Extérieurement, j’avais l’air de m’adapter car j’étais un enfant et un adolescent sans histoire.
J’étais sage, je réussissais à l’école, au sport, à la musique… Bref, tous les indices extérieurs
d’une bonne intégration. Mais dans le fond, je ne me suis jamais intégré, j’étais perdu dès le
début et je n’ai jamais trouvé mon chemin dans cet univers que l’on m’a imposé et qui n’était pas
le mien. Ma détresse était permanente et mon besoin de retrouver mes racines s’est avéré de plus
en plus vital. Voila pourquoi j’ai dû partir à la recherche de mes origines. Ce n’était pas un choix
mais bien un besoin. Je ne sais pas si j’aurais pu continuer à vivre et à rester sain d’esprit si je
n’avais pas réussi à retrouver ma famille biologique.
Comment avez-vous vécu le tremblement de terre qu’a connu Haïti en 2010?

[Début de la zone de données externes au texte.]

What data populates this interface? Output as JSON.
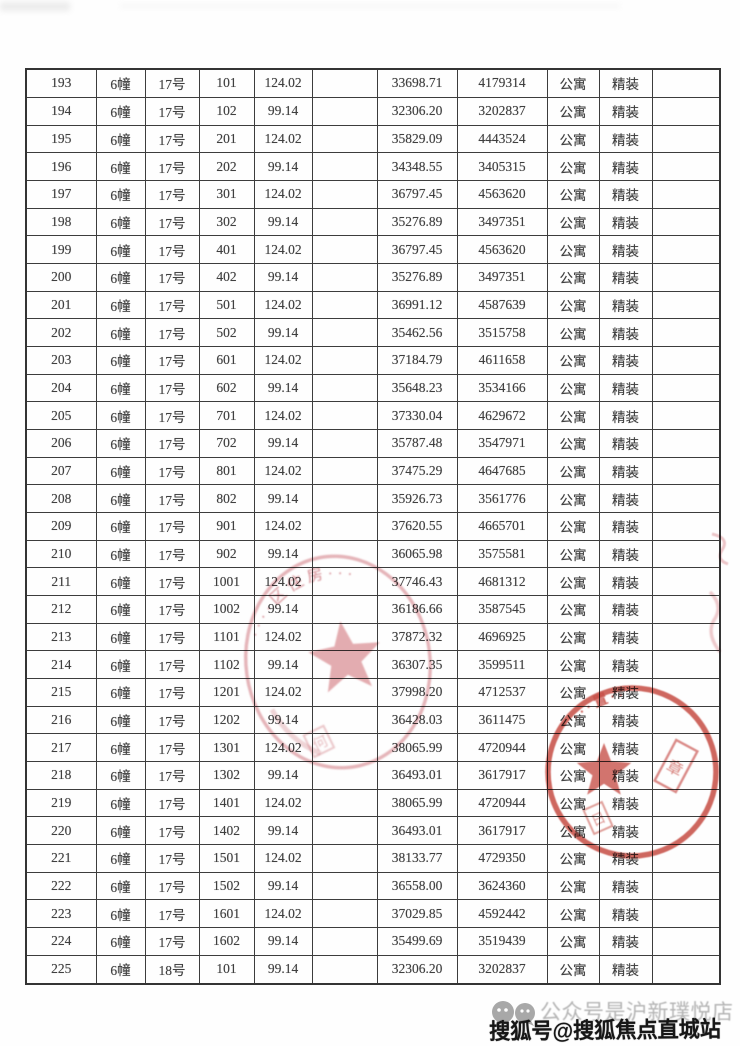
{
  "table": {
    "rows": [
      [
        "193",
        "6幢",
        "17号",
        "101",
        "124.02",
        "",
        "33698.71",
        "4179314",
        "公寓",
        "精装",
        ""
      ],
      [
        "194",
        "6幢",
        "17号",
        "102",
        "99.14",
        "",
        "32306.20",
        "3202837",
        "公寓",
        "精装",
        ""
      ],
      [
        "195",
        "6幢",
        "17号",
        "201",
        "124.02",
        "",
        "35829.09",
        "4443524",
        "公寓",
        "精装",
        ""
      ],
      [
        "196",
        "6幢",
        "17号",
        "202",
        "99.14",
        "",
        "34348.55",
        "3405315",
        "公寓",
        "精装",
        ""
      ],
      [
        "197",
        "6幢",
        "17号",
        "301",
        "124.02",
        "",
        "36797.45",
        "4563620",
        "公寓",
        "精装",
        ""
      ],
      [
        "198",
        "6幢",
        "17号",
        "302",
        "99.14",
        "",
        "35276.89",
        "3497351",
        "公寓",
        "精装",
        ""
      ],
      [
        "199",
        "6幢",
        "17号",
        "401",
        "124.02",
        "",
        "36797.45",
        "4563620",
        "公寓",
        "精装",
        ""
      ],
      [
        "200",
        "6幢",
        "17号",
        "402",
        "99.14",
        "",
        "35276.89",
        "3497351",
        "公寓",
        "精装",
        ""
      ],
      [
        "201",
        "6幢",
        "17号",
        "501",
        "124.02",
        "",
        "36991.12",
        "4587639",
        "公寓",
        "精装",
        ""
      ],
      [
        "202",
        "6幢",
        "17号",
        "502",
        "99.14",
        "",
        "35462.56",
        "3515758",
        "公寓",
        "精装",
        ""
      ],
      [
        "203",
        "6幢",
        "17号",
        "601",
        "124.02",
        "",
        "37184.79",
        "4611658",
        "公寓",
        "精装",
        ""
      ],
      [
        "204",
        "6幢",
        "17号",
        "602",
        "99.14",
        "",
        "35648.23",
        "3534166",
        "公寓",
        "精装",
        ""
      ],
      [
        "205",
        "6幢",
        "17号",
        "701",
        "124.02",
        "",
        "37330.04",
        "4629672",
        "公寓",
        "精装",
        ""
      ],
      [
        "206",
        "6幢",
        "17号",
        "702",
        "99.14",
        "",
        "35787.48",
        "3547971",
        "公寓",
        "精装",
        ""
      ],
      [
        "207",
        "6幢",
        "17号",
        "801",
        "124.02",
        "",
        "37475.29",
        "4647685",
        "公寓",
        "精装",
        ""
      ],
      [
        "208",
        "6幢",
        "17号",
        "802",
        "99.14",
        "",
        "35926.73",
        "3561776",
        "公寓",
        "精装",
        ""
      ],
      [
        "209",
        "6幢",
        "17号",
        "901",
        "124.02",
        "",
        "37620.55",
        "4665701",
        "公寓",
        "精装",
        ""
      ],
      [
        "210",
        "6幢",
        "17号",
        "902",
        "99.14",
        "",
        "36065.98",
        "3575581",
        "公寓",
        "精装",
        ""
      ],
      [
        "211",
        "6幢",
        "17号",
        "1001",
        "124.02",
        "",
        "37746.43",
        "4681312",
        "公寓",
        "精装",
        ""
      ],
      [
        "212",
        "6幢",
        "17号",
        "1002",
        "99.14",
        "",
        "36186.66",
        "3587545",
        "公寓",
        "精装",
        ""
      ],
      [
        "213",
        "6幢",
        "17号",
        "1101",
        "124.02",
        "",
        "37872.32",
        "4696925",
        "公寓",
        "精装",
        ""
      ],
      [
        "214",
        "6幢",
        "17号",
        "1102",
        "99.14",
        "",
        "36307.35",
        "3599511",
        "公寓",
        "精装",
        ""
      ],
      [
        "215",
        "6幢",
        "17号",
        "1201",
        "124.02",
        "",
        "37998.20",
        "4712537",
        "公寓",
        "精装",
        ""
      ],
      [
        "216",
        "6幢",
        "17号",
        "1202",
        "99.14",
        "",
        "36428.03",
        "3611475",
        "公寓",
        "精装",
        ""
      ],
      [
        "217",
        "6幢",
        "17号",
        "1301",
        "124.02",
        "",
        "38065.99",
        "4720944",
        "公寓",
        "精装",
        ""
      ],
      [
        "218",
        "6幢",
        "17号",
        "1302",
        "99.14",
        "",
        "36493.01",
        "3617917",
        "公寓",
        "精装",
        ""
      ],
      [
        "219",
        "6幢",
        "17号",
        "1401",
        "124.02",
        "",
        "38065.99",
        "4720944",
        "公寓",
        "精装",
        ""
      ],
      [
        "220",
        "6幢",
        "17号",
        "1402",
        "99.14",
        "",
        "36493.01",
        "3617917",
        "公寓",
        "精装",
        ""
      ],
      [
        "221",
        "6幢",
        "17号",
        "1501",
        "124.02",
        "",
        "38133.77",
        "4729350",
        "公寓",
        "精装",
        ""
      ],
      [
        "222",
        "6幢",
        "17号",
        "1502",
        "99.14",
        "",
        "36558.00",
        "3624360",
        "公寓",
        "精装",
        ""
      ],
      [
        "223",
        "6幢",
        "17号",
        "1601",
        "124.02",
        "",
        "37029.85",
        "4592442",
        "公寓",
        "精装",
        ""
      ],
      [
        "224",
        "6幢",
        "17号",
        "1602",
        "99.14",
        "",
        "35499.69",
        "3519439",
        "公寓",
        "精装",
        ""
      ],
      [
        "225",
        "6幢",
        "18号",
        "101",
        "99.14",
        "",
        "32306.20",
        "3202837",
        "公寓",
        "精装",
        ""
      ]
    ]
  },
  "stamps": {
    "government": {
      "arc_text": "····区住房···",
      "corner_mark": "何"
    },
    "company": {
      "arc_text": "···置··",
      "box_mark": "章",
      "date_mark": "日"
    }
  },
  "watermark": {
    "wechat_text": "公众号是沪新璞悦店",
    "sohu_text": "搜狐号@搜狐焦点直城站"
  },
  "colors": {
    "stamp_pink": "#c96570",
    "stamp_red": "#c23c34",
    "watermark_gray": "#b4b4b4",
    "watermark_dark": "#171717",
    "table_border": "#3d3d3d",
    "table_text": "#3f3f3f"
  }
}
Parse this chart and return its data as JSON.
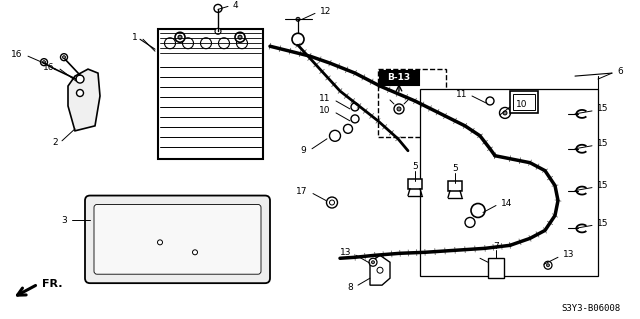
{
  "bg_color": "#ffffff",
  "line_color": "#000000",
  "diagram_ref": "S3Y3-B06008",
  "b13_label": "B-13",
  "fr_label": "FR.",
  "fig_width": 6.4,
  "fig_height": 3.19,
  "dpi": 100
}
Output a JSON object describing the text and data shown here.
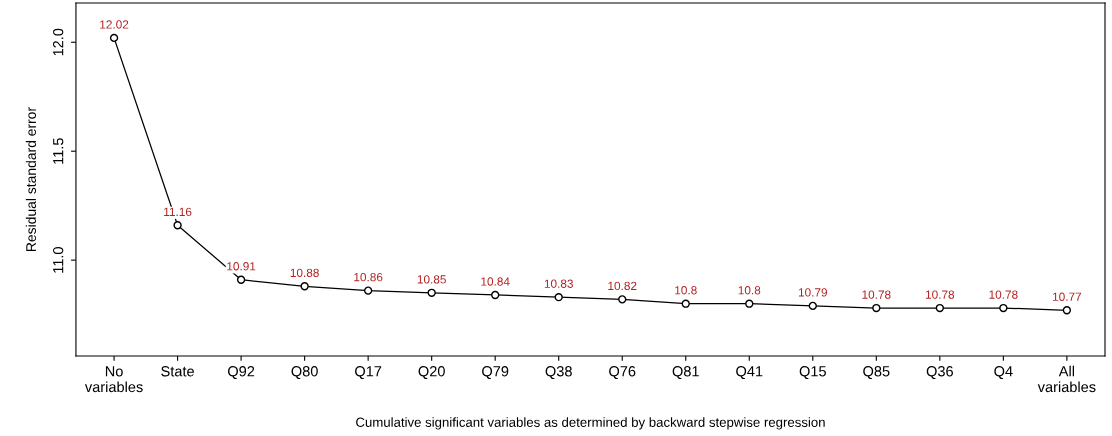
{
  "chart_data": {
    "type": "line",
    "xlabel": "Cumulative significant variables as determined by backward stepwise regression",
    "ylabel": "Residual standard error",
    "categories": [
      "No\nvariables",
      "State",
      "Q92",
      "Q80",
      "Q17",
      "Q20",
      "Q79",
      "Q38",
      "Q76",
      "Q81",
      "Q41",
      "Q15",
      "Q85",
      "Q36",
      "Q4",
      "All\nvariables"
    ],
    "series": [
      {
        "color": "#000000",
        "values": [
          12.02,
          11.16,
          10.91,
          10.88,
          10.86,
          10.85,
          10.84,
          10.83,
          10.82,
          10.8,
          10.8,
          10.79,
          10.78,
          10.78,
          10.78,
          10.77
        ]
      }
    ],
    "data_labels": true,
    "ylim": [
      10.56,
      12.18
    ],
    "yticks": [
      {
        "value": 11,
        "label": "11.0"
      },
      11.5,
      {
        "value": 12,
        "label": "12.0"
      }
    ],
    "marker": "circle",
    "line_style": "solid",
    "grid": false,
    "legend": false
  }
}
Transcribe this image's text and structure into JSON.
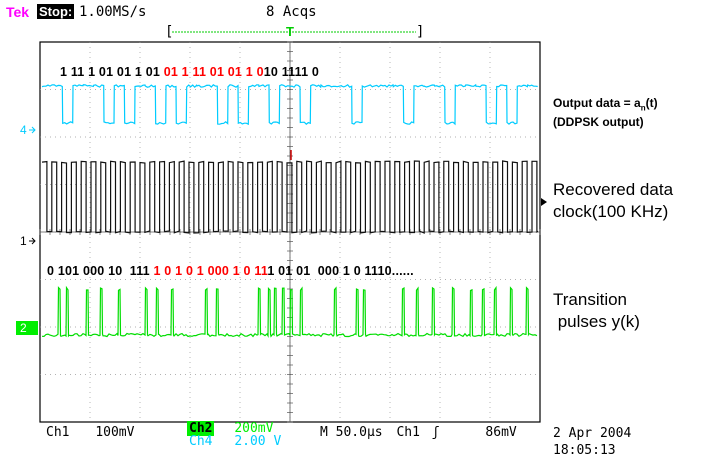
{
  "header": {
    "brand": "Tek",
    "state": "Stop:",
    "sample_rate": "1.00MS/s",
    "acquisitions": "8 Acqs"
  },
  "channel_markers": {
    "ch4": "4",
    "ch1": "1",
    "ch2": "2",
    "trigger": "T"
  },
  "bit_rows": {
    "top": [
      {
        "t": "1 11 1 01 01 1 01 ",
        "red": false
      },
      {
        "t": "01 1 11 01 01 1 0",
        "red": true
      },
      {
        "t": "10 1111 0",
        "red": false
      }
    ],
    "middle": [
      {
        "t": "0 101 000 10  111 ",
        "red": false
      },
      {
        "t": "1 0 1 0 1 000 1 0 11",
        "red": true
      },
      {
        "t": "1 01 01  000 1 0 1110......",
        "red": false
      }
    ]
  },
  "annotations": {
    "output_line1": "Output data = a",
    "output_sub": "n",
    "output_suffix": "(t)",
    "output_line2": "(DDPSK output)",
    "clock_line1": "Recovered data",
    "clock_line2": "clock(100 KHz)",
    "trans_line1": "Transition",
    "trans_line2": " pulses y(k)"
  },
  "status_bar": {
    "ch1": "Ch1",
    "ch1_scale": "100mV",
    "ch2": "Ch2",
    "ch2_scale": "200mV",
    "ch4": "Ch4",
    "ch4_scale": "2.00 V",
    "timebase": "M 50.0µs",
    "trig_source": "Ch1",
    "trig_slope": "ʃ",
    "trig_level": "86mV"
  },
  "datetime": {
    "date": "2 Apr 2004",
    "time": "18:05:13"
  },
  "colors": {
    "ch4": "#00ccff",
    "ch1": "#000000",
    "ch2": "#00ee00",
    "brand": "#ff00ff",
    "emphasis": "#ff0000"
  },
  "icons": [
    "trigger-marker-icon",
    "channel-ground-arrow-icon",
    "trigger-level-arrow-icon",
    "trigger-slope-icon"
  ]
}
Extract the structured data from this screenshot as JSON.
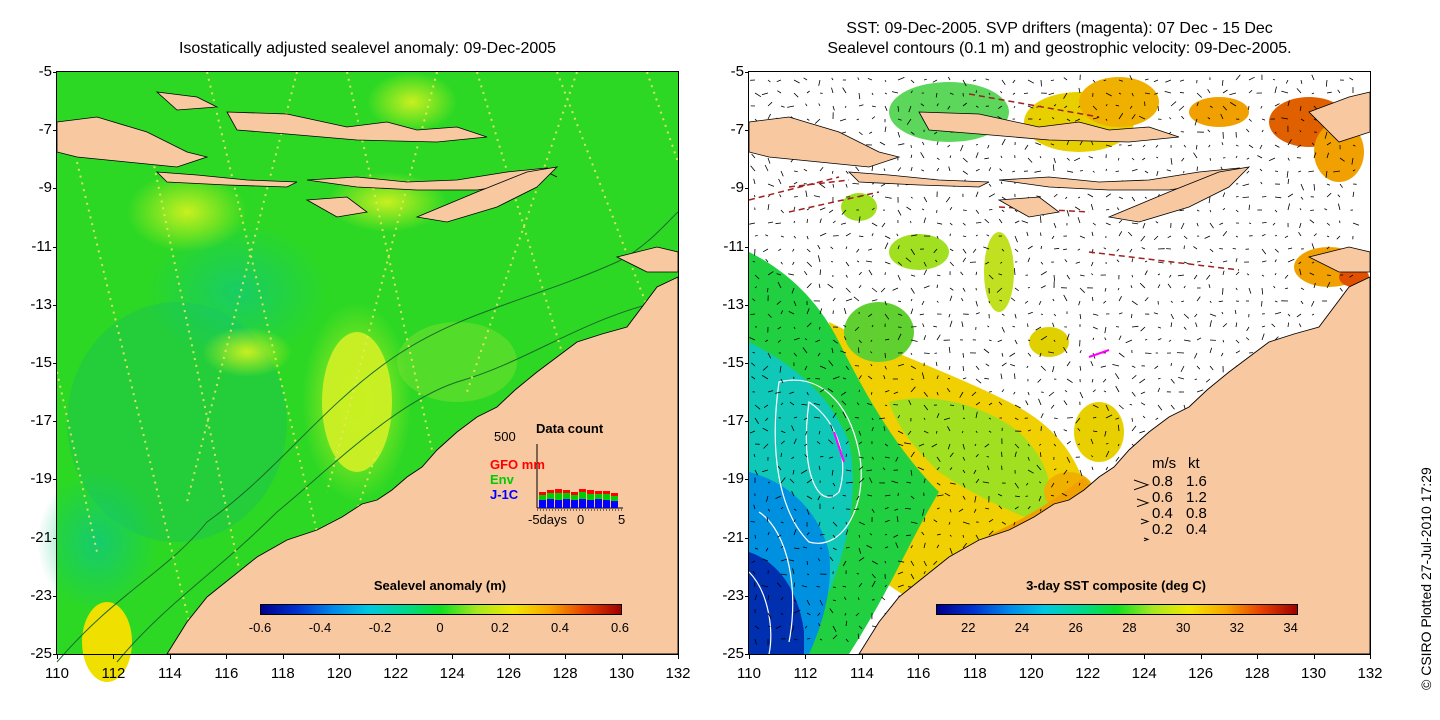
{
  "left_panel": {
    "title": "Isostatically adjusted sealevel anomaly: 09-Dec-2005",
    "colorbar": {
      "label": "Sealevel anomaly (m)",
      "ticks": [
        "-0.6",
        "-0.4",
        "-0.2",
        "0",
        "0.2",
        "0.4",
        "0.6"
      ],
      "colors": [
        "#00008c",
        "#0030d0",
        "#0088e8",
        "#00c8e0",
        "#00d890",
        "#10e020",
        "#a8e820",
        "#f0e800",
        "#f8a800",
        "#e84000",
        "#a00000"
      ]
    },
    "data_count": {
      "title": "Data count",
      "ymax_label": "500",
      "legend": [
        {
          "label": "GFO mm",
          "color": "#ff0000"
        },
        {
          "label": "Env",
          "color": "#00cc00"
        },
        {
          "label": "J-1C",
          "color": "#0000ff"
        }
      ],
      "xaxis_ticks": [
        "-5days",
        "0",
        "5"
      ]
    }
  },
  "right_panel": {
    "title_line1": "SST: 09-Dec-2005. SVP drifters (magenta): 07 Dec - 15 Dec",
    "title_line2": "Sealevel contours (0.1 m) and geostrophic velocity: 09-Dec-2005.",
    "colorbar": {
      "label": "3-day SST composite (deg C)",
      "ticks": [
        "22",
        "24",
        "26",
        "28",
        "30",
        "32",
        "34"
      ],
      "colors": [
        "#00008c",
        "#0030d0",
        "#0088e8",
        "#00c8e0",
        "#00d890",
        "#10e020",
        "#a8e820",
        "#f0e800",
        "#f8a800",
        "#e84000",
        "#a00000"
      ]
    },
    "velocity_legend": {
      "header_ms": "m/s",
      "header_kt": "kt",
      "rows": [
        {
          "ms": "0.8",
          "kt": "1.6"
        },
        {
          "ms": "0.6",
          "kt": "1.2"
        },
        {
          "ms": "0.4",
          "kt": "0.8"
        },
        {
          "ms": "0.2",
          "kt": "0.4"
        }
      ]
    }
  },
  "axes": {
    "y_ticks": [
      "-5",
      "-7",
      "-9",
      "-11",
      "-13",
      "-15",
      "-17",
      "-19",
      "-21",
      "-23",
      "-25"
    ],
    "x_ticks": [
      "110",
      "112",
      "114",
      "116",
      "118",
      "120",
      "122",
      "124",
      "126",
      "128",
      "130",
      "132"
    ]
  },
  "colors": {
    "land": "#f8c8a0",
    "ocean_green": "#20d820",
    "cloud": "#ffffff"
  },
  "credit": "© CSIRO Plotted 27-Jul-2010 17:29"
}
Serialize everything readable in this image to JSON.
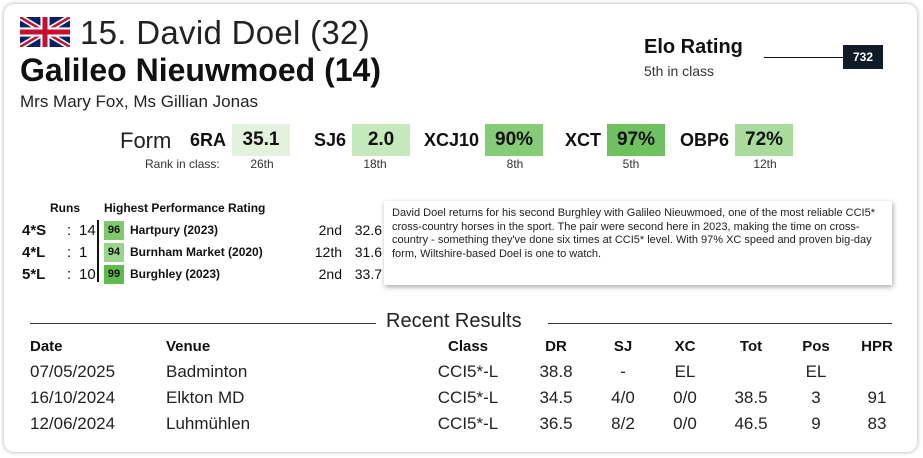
{
  "header": {
    "flag_icon": "uk-flag-icon",
    "rider": "15. David Doel (32)",
    "horse": "Galileo Nieuwmoed (14)",
    "owners": "Mrs Mary Fox, Ms Gillian Jonas"
  },
  "elo": {
    "title": "Elo Rating",
    "subtitle": "5th in class",
    "value": "732"
  },
  "form": {
    "label": "Form",
    "rank_label": "Rank in class:",
    "items": [
      {
        "key": "6RA",
        "value": "35.1",
        "rank": "26th",
        "color": "#e2f2dc"
      },
      {
        "key": "SJ6",
        "value": "2.0",
        "rank": "18th",
        "color": "#c6e8bd"
      },
      {
        "key": "XCJ10",
        "value": "90%",
        "rank": "8th",
        "color": "#86cc77"
      },
      {
        "key": "XCT",
        "value": "97%",
        "rank": "5th",
        "color": "#6fc05f"
      },
      {
        "key": "OBP6",
        "value": "72%",
        "rank": "12th",
        "color": "#a9dc9c"
      }
    ]
  },
  "runs": {
    "header_runs": "Runs",
    "header_hpr": "Highest Performance Rating",
    "rows": [
      {
        "level": "4*S",
        "colon": ":",
        "count": "14",
        "hpr": "96",
        "event": "Hartpury (2023)",
        "pos": "2nd",
        "score": "32.6",
        "color": "#7ec96c"
      },
      {
        "level": "4*L",
        "colon": ":",
        "count": "1",
        "hpr": "94",
        "event": "Burnham Market (2020)",
        "pos": "12th",
        "score": "31.6",
        "color": "#9ad58b"
      },
      {
        "level": "5*L",
        "colon": ":",
        "count": "10",
        "hpr": "99",
        "event": "Burghley (2023)",
        "pos": "2nd",
        "score": "33.7",
        "color": "#5fbb4d"
      }
    ]
  },
  "description": "David Doel returns for his second Burghley with Galileo Nieuwmoed, one of the most reliable CCI5* cross-country horses in the sport. The pair were second here in 2023, making the time on cross-country - something they've done six times at CCI5* level. With 97% XC speed and proven big-day form, Wiltshire-based Doel is one to watch.",
  "recent": {
    "title": "Recent Results",
    "columns": [
      "Date",
      "Venue",
      "Class",
      "DR",
      "SJ",
      "XC",
      "Tot",
      "Pos",
      "HPR"
    ],
    "rows": [
      [
        "07/05/2025",
        "Badminton",
        "CCI5*-L",
        "38.8",
        "-",
        "EL",
        "",
        "EL",
        ""
      ],
      [
        "16/10/2024",
        "Elkton  MD",
        "CCI5*-L",
        "34.5",
        "4/0",
        "0/0",
        "38.5",
        "3",
        "91"
      ],
      [
        "12/06/2024",
        "Luhmühlen",
        "CCI5*-L",
        "36.5",
        "8/2",
        "0/0",
        "46.5",
        "9",
        "83"
      ]
    ]
  }
}
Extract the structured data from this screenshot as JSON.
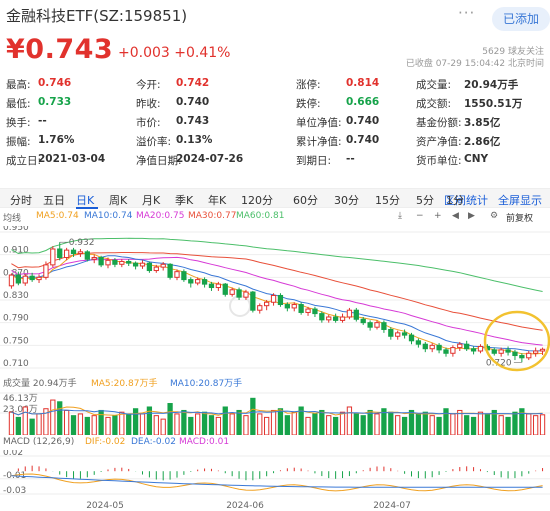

Le plus difficile a été de voir les images sans pouvoir rien faire et sans avoir la moindre nouvelle
pendant plusieurs semaines. Je pensais sans cesse à ma famille et à la détresse qu’ils vivaient
sans pouvoir rien faire.
Vous parlez d’un no man’s land. Vous n’appartenez à nulle part. Qu’est-ce qui
vous équilibre ?
Je suis de nulle part. Je n’appartiens à personne ni à aucune société. J’ai trouvé un certain
réconfort dans mes lectures philosophiques et ma pratique artistique qui me permettent de donner
du sens à ma situation. C’est d’ailleurs ce qui m’a poussé à quitter l’éducation nationale pour
devenir danseur et musicien professionnel. J’avais besoin de faire de l’art à plein temps. Je suis
bien conscient qu’il s’agit d’un palliatif, un équilibre métastable mais j’en ai besoin tant que je
n’ai pas trouvé d’autre moyen de m’équilibrer puisque je n’ai pas de racines. Rien de solide sur
quoi me construire.
Pensez-vous que l’on soit vraiment d’un pays ou que l’on appartient juste à la
Terre?
Certains se sentent vraiment attachés à leur pays ou à leur culture. D’autres ont une révélation
lorsqu’ils découvrent un pays qui n’est pas celui de leur origine et auquel ils ont pourtant
l’impression d’appartenir. D’autres enfin n’appartiennent à aucun pays, peut-être même pas à la
planète Terre, c’est mon cas.
Désirez-vous avoir des enfants?
Non. J’ai une image trop négative de l’enfance et de la responsabilité de l’adulte. Je ne veux pas
risquer de transmettre mon pessimisme à un pauvre être qui n’a même pas demandé de naître.